Wednesday, December 13, 2006

Gov. OKs $2.6M For DWI Fight

Journal and Wire Report
SANTA FE— Markers that flash red when a driver goes the wrong way on interstate ramps. Beefed up police patrols and checkpoints. Interstate signs every 15 miles with the hot line number to report suspected drunken drivers.
Those were among new anti-DWI initiatives announced Tuesday by Gov. Bill Richardson. Altogether, he approved $2.6 million in new spending to increase enforcement and other measures aimed at deterring drunken driving.
The announcement was made a day before separate sets of anti-DWI recommendations were expected from the governor's own task force and from the outgoing and incoming attorneys general.
The new spending, from existing state and federal funds, dovetails with the task force's focus on beefed-up enforcement, which members have agreed is their highest priority.
That panel was scheduled to decide today which recommendations should be included in a report to the governor due next week.
But Richardson said in a news release he is "impatient when it comes to fighting DWI" and that getting started on initiatives could help avert another tragedy.
He formed the task force in response to a crash on Interstate 25 near Santa Fe last month that killed six, including five members of a Las Vegas, N.M., family and the wrong-way drunken driver. Richardson intends to meet with relatives of victims of the Nov. 11 crash today "to personally express my condolences and hear their ideas," the governor said.
Outgoing Attorney General Patricia Madrid and her successor, Gary King, also planned to announce today their proposals to toughen DWI laws.
Ignition interlock devices, the admissibility of blood alcohol tests in drunken driving prosecutions, and stronger punishment for repeat offenders were expected to be among the items.
A spokeswoman for Madrid said the scheduling of their news conference while the task force is meeting was coincidental.
Under Richardson's plan, solar-powered pavement markers to alert wrong-way drivers on interstate ramps would be tried in Santa Fe, Rio Arriba, Doña Ana, Bernalillo, San Juan and McKinley counties. The cost hasn't been determined.
Wrong-way drunken drivers have been responsible for some of New Mexico's worst DWI tragedies.
However, the driver in the Nov. 11 wreck on I-25 just east of Santa Fe that killed six made a U-turn in the northbound lanes to start going in the wrong direction, instead of driving onto the highway on an exit ramp.
Early Saturday, a Santa Fe County sheriff's deputy managed to force another wrong-way driver— Julio Hernandez, 35, of Santa Fe— into the center median on U.S. 84/285 north of Santa Fe, after a truck driver flashed his lights to warn other motorists about Hernandez's Mustang heading north in southbound lanes.
Investigators don't know how Hernandez started driving the wrong way, but believe he probably went the wrong way up an entrance ramp.
Hernandez refused to take sobriety tests but faces charges including aggravated drunken driving after the deputy noted that he had bloodshot eyes, slurred speech and smelled of alcohol.
Also included in Richardson's planned spending, which doesn't require legislative approval, are:

$750,000 to the State Police for more checkpoints and patrols in San Juan, McKinley, Bernalillo, Santa Fe, Doña Ana and Rio Arriba counties, and to increase State Police presence by 25 percent on weekends— a proposal the task force heard.

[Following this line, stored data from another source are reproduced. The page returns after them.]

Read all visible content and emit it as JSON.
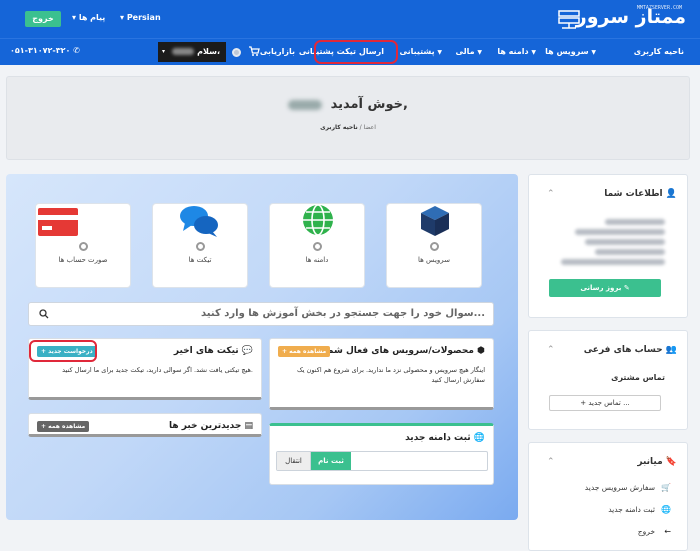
{
  "header": {
    "brand": "ممتاز سرور",
    "brand_sub": "MMTAZSERVER.COM",
    "logout_label": "خروج",
    "messages_label": "پیام ها",
    "language_label": "Persian"
  },
  "nav": {
    "items": [
      {
        "label": "ناحیه کاربری"
      },
      {
        "label": "سرویس ها",
        "caret": "▼"
      },
      {
        "label": "دامنه ها",
        "caret": "▼"
      },
      {
        "label": "مالی",
        "caret": "▼"
      },
      {
        "label": "پشتیبانی",
        "caret": "▼"
      },
      {
        "label": "ارسال تیکت پشتیبانی"
      },
      {
        "label": "بازاریابی"
      }
    ],
    "greeting": "سلام،",
    "phone": "۰۵۱-۳۱۰۷۲-۳۲۰"
  },
  "banner": {
    "title": "خوش آمدید,",
    "crumb_home": "اعضا",
    "crumb_current": "ناحیه کاربری"
  },
  "tiles": [
    {
      "label": "سرویس ها",
      "icon": "box-icon"
    },
    {
      "label": "دامنه ها",
      "icon": "globe-icon"
    },
    {
      "label": "تیکت ها",
      "icon": "chat-icon"
    },
    {
      "label": "صورت حساب ها",
      "icon": "card-icon"
    }
  ],
  "search": {
    "placeholder": "سوال خود را جهت جستجو در بخش آموزش ها وارد کنید..."
  },
  "cards": {
    "tickets": {
      "title": "تیکت های اخیر",
      "badge": "+ درخواست جدید",
      "body": "هیچ تیکتی یافت نشد. اگر سوالی دارید، تیکت جدید برای ما ارسال کنید."
    },
    "products": {
      "title": "محصولات/سرویس های فعال شما",
      "badge": "+ مشاهده همه",
      "body": "اینگار هیچ سرویس و محصولی نزد ما ندارید. برای شروع هم اکنون یک سفارش ارسال کنید"
    },
    "news": {
      "title": "جدیدترین خبر ها",
      "badge": "+ مشاهده همه"
    },
    "domain": {
      "title": "ثبت دامنه جدید",
      "register": "ثبت نام",
      "transfer": "انتقال"
    }
  },
  "sidebar": {
    "info": {
      "title": "اطلاعات شما",
      "update": "بروز رسانی"
    },
    "subaccounts": {
      "title": "حساب های فرعی",
      "contact": "تماس مشتری",
      "new_contact": "+ تماس جدید ..."
    },
    "shortcuts": {
      "title": "میانبر",
      "items": [
        {
          "label": "سفارش سرویس جدید",
          "icon": "cart-icon"
        },
        {
          "label": "ثبت دامنه جدید",
          "icon": "globe-icon"
        },
        {
          "label": "خروج",
          "icon": "arrow-left-icon"
        }
      ]
    }
  },
  "colors": {
    "primary": "#1565d8",
    "accent": "#3bc08f",
    "highlight": "#e0283a"
  }
}
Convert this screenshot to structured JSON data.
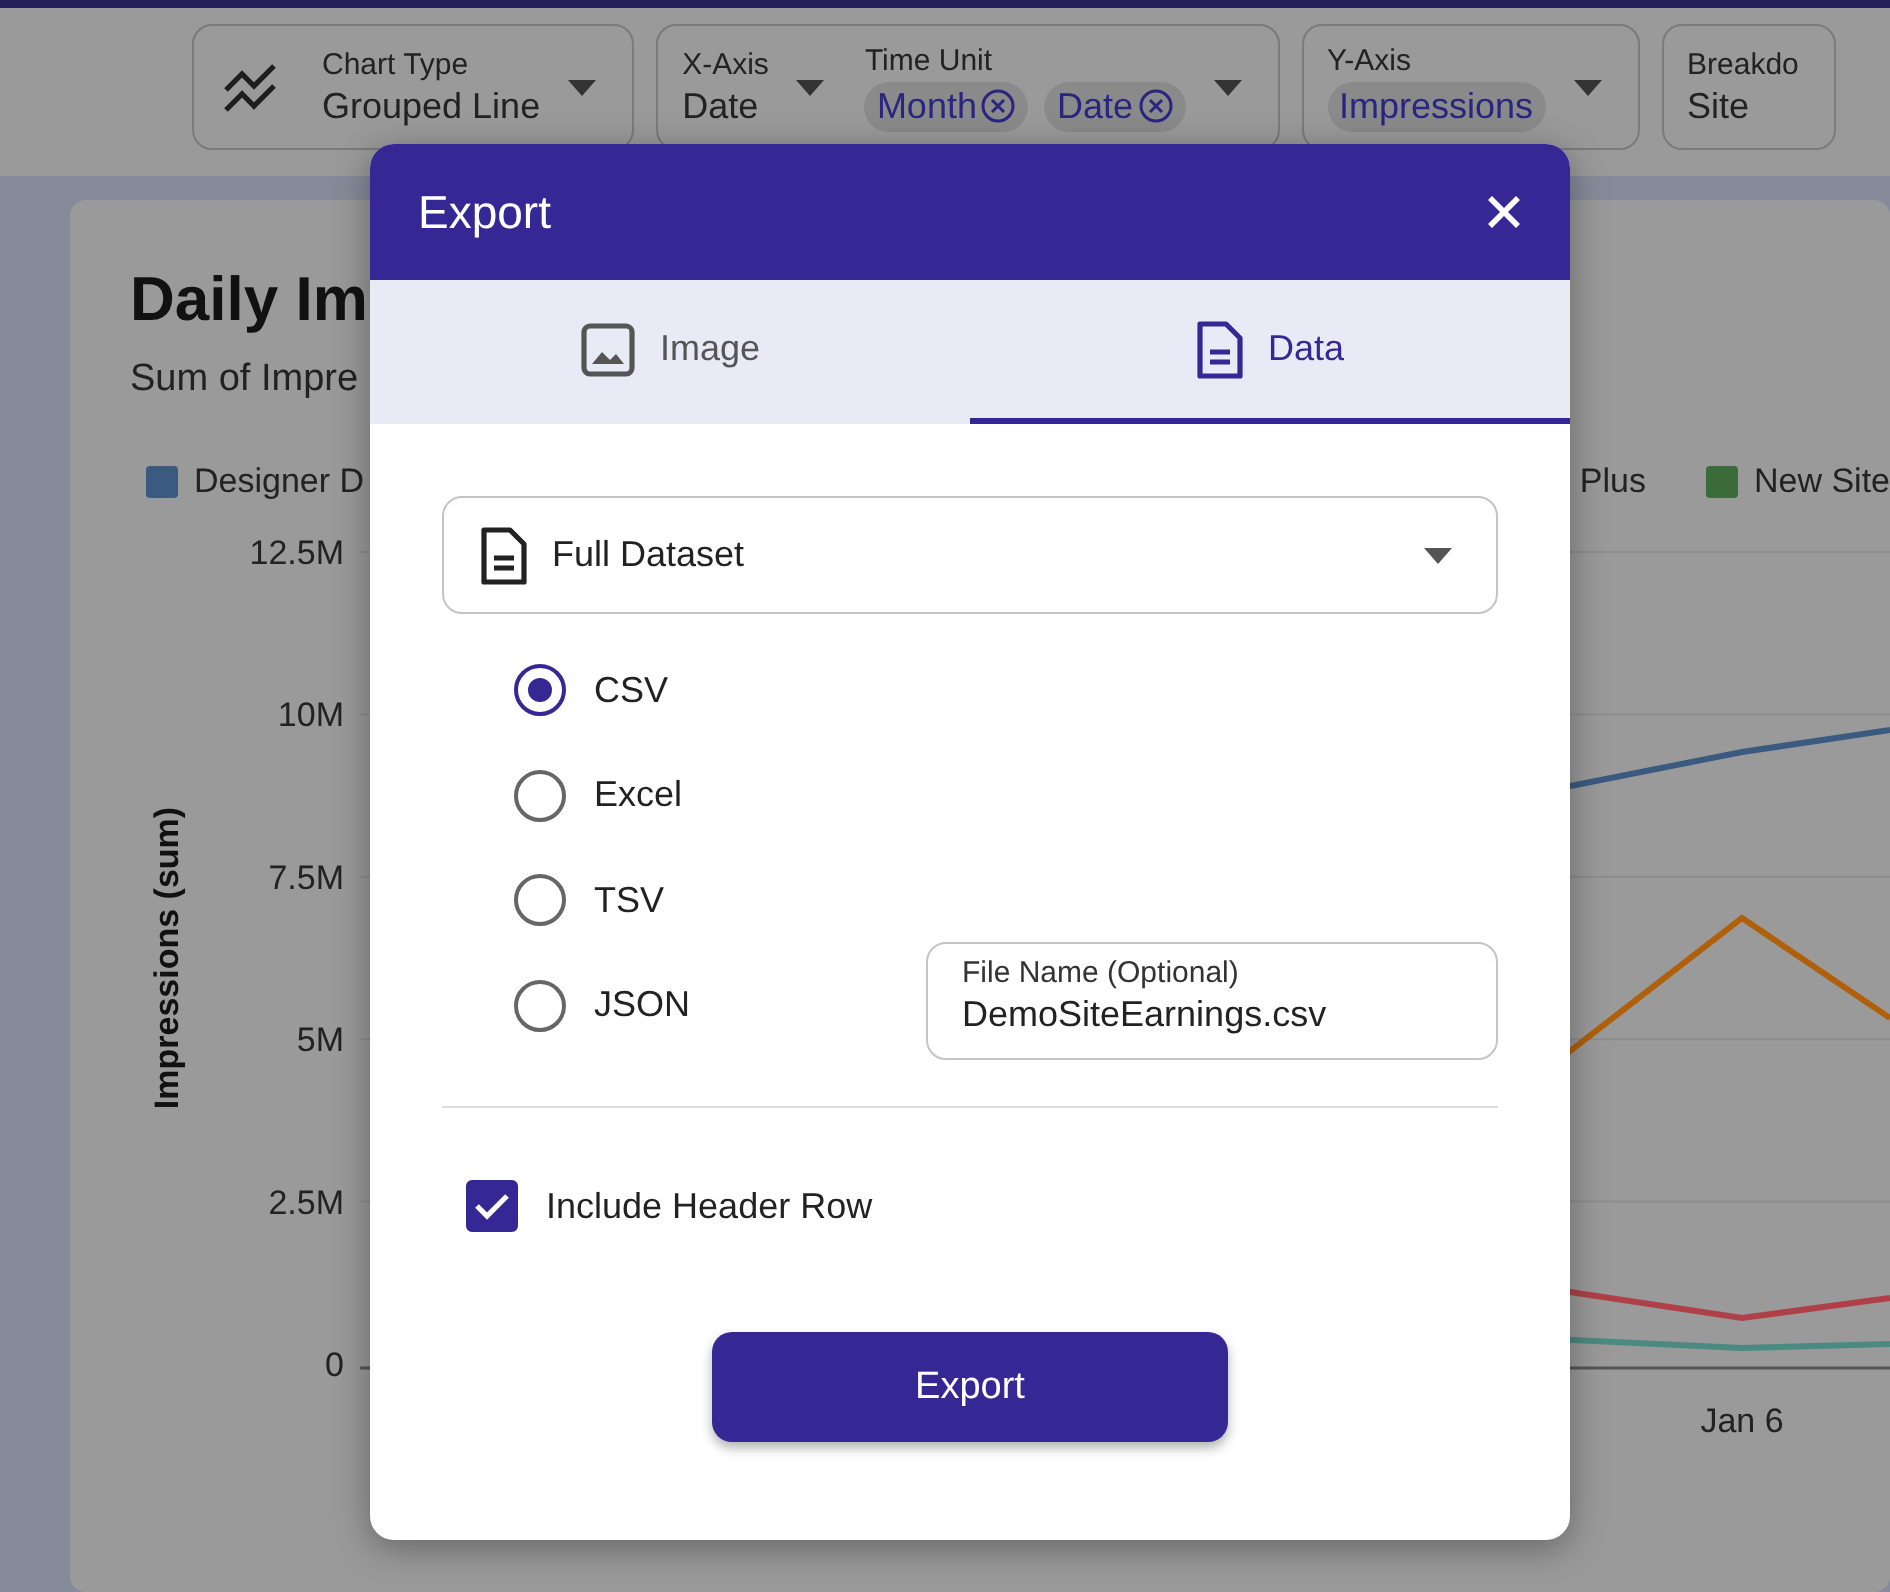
{
  "toolbar": {
    "filters": [
      {
        "kind": "chart-type",
        "fields": [
          {
            "label": "Chart Type",
            "value": "Grouped Line",
            "caret": true
          }
        ]
      },
      {
        "kind": "plain",
        "fields": [
          {
            "label": "X-Axis",
            "value": "Date",
            "caret": true
          },
          {
            "label": "Time Unit",
            "chips": [
              "Month",
              "Date"
            ],
            "caret": true
          }
        ]
      },
      {
        "kind": "plain",
        "fields": [
          {
            "label": "Y-Axis",
            "chips": [
              "Impressions"
            ],
            "caret": true
          }
        ]
      },
      {
        "kind": "plain",
        "fields": [
          {
            "label": "Breakdo",
            "value": "Site",
            "caret": false
          }
        ]
      }
    ]
  },
  "card": {
    "title": "Daily Im",
    "subtitle": "Sum of Impre",
    "legend": [
      {
        "label": "Designer D",
        "color": "#3b5a80"
      },
      {
        "label": "Plus"
      },
      {
        "label": "New Site",
        "color": "#3a6b38"
      }
    ],
    "chart": {
      "y_label": "Impressions (sum)",
      "y_ticks": [
        "12.5M",
        "10M",
        "7.5M",
        "5M",
        "2.5M",
        "0"
      ],
      "x_ticks": [
        "Jan 6"
      ]
    }
  },
  "dialog": {
    "title": "Export",
    "tabs": [
      {
        "label": "Image",
        "kind": "image",
        "selected": false
      },
      {
        "label": "Data",
        "kind": "data",
        "selected": true
      }
    ],
    "dataset": "Full Dataset",
    "formats": [
      {
        "label": "CSV",
        "selected": true
      },
      {
        "label": "Excel",
        "selected": false
      },
      {
        "label": "TSV",
        "selected": false
      },
      {
        "label": "JSON",
        "selected": false
      }
    ],
    "file_name": {
      "label": "File Name (Optional)",
      "value": "DemoSiteEarnings.csv"
    },
    "include_header": {
      "label": "Include Header Row",
      "checked": true
    },
    "export_button": "Export"
  }
}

$500,000 to the Albuquerque Police Department for a "drunkbusters" unit, with APD officers working overtime while full-time officers are hired.

$400,000 to monitor courts in Santa Fe, Rio Arriba, San Juan, McKinley, Doña Ana and Bernalillo counties.

$400,000 for a project to encourage employers to identify alcohol problems and adopt "zero tolerance" policies.

$300,000 to Santa Fe County for four full-time DWI law enforcement officers.

$200,000 for public outreach, including signs in the Albuquerque airport to encourage the reporting of deplaning passengers who are drunk and might drive home. The driver in last month's interstate crash had been drinking on a flight and other passengers said he was intoxicated.

$70,000 for new signs every 15 miles on Interstates 10, 25 and 40, and new signs on U.S. 285, with the hot line number to report drunken drivers.
Richardson also said he will ask cell phone companies to program the hot line into phones they sell.
And he said Bernalillo County's Metro Court will get online access to the Motor Vehicle Division's registration data base, so that convicted drunken drivers can't dodge required ignition interlocks by falsely claiming they don't have cars.